Foreigners in corporate leadership positions in Finland
As we have seen from above, Finnish corporate leadership is heavily dominated by middle-aged men. It’s particularly dominated by middle-aged Finnish men.
The Chief survey found that the majority (89 %) of CEOs of publicly traded companies in Finland were Finnish. 28 % of CEOs of large companies, however, were not originally from Finland.
Despite being dominated by middle-aged Finnish men, CEO positions in Finland have become increasingly diverse, however, in terms of nationality in recent years. A previous survey of CEOs in Finland from 2018 noted that 19 % of new CEO recruits in Finland in 2017 were not originally from Finland. In the Chief survey, the percentage was 43 % for new CEO recruits in 2019 and 2020.

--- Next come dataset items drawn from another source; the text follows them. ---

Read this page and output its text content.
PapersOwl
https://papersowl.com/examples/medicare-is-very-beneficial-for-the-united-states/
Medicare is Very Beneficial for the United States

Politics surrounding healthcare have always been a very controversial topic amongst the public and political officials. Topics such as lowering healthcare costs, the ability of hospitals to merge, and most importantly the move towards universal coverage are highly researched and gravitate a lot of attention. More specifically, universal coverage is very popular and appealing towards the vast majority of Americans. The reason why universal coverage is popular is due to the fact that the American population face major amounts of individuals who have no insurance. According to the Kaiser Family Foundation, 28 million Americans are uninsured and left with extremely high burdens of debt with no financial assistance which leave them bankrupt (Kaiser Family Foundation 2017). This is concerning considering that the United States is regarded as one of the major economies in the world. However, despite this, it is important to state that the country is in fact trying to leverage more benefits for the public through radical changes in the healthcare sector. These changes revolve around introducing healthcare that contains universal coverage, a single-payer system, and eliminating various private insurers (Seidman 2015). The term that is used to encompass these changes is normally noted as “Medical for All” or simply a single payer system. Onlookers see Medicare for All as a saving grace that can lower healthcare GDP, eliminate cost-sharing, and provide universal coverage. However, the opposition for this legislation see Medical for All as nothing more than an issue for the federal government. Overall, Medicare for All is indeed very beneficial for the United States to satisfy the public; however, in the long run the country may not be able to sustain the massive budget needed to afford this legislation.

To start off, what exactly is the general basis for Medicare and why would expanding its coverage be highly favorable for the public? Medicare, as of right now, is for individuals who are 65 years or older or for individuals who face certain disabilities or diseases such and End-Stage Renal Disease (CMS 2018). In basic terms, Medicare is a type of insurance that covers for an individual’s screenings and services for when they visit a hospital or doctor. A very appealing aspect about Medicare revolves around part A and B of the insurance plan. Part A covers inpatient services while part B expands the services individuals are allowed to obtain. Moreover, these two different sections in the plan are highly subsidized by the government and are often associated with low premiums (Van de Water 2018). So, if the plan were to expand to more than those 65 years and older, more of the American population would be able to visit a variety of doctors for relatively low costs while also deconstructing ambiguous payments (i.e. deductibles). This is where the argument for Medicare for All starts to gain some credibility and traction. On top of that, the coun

Last year the Confederation of Finnish Industries conducted a survey of foreign business leaders in Finland. The survey didn’t look at the nationalities of these leaders but rather focused on their opinions on the push and pull factors of Finnish society and the corporate environment. Thus we don’t have statistical data on, for example, the nationalities or educational backgrounds of foreign business leaders in Finland to compare them to their Finnish counterparts.
Thus it currently still seems that if you have set your sights at a corporate leadership position in Finland you better be a Finnish man with preferably an engineering degree or an MBA. And in building your career, you should not aim for positions in corporate support functions but in basic functions.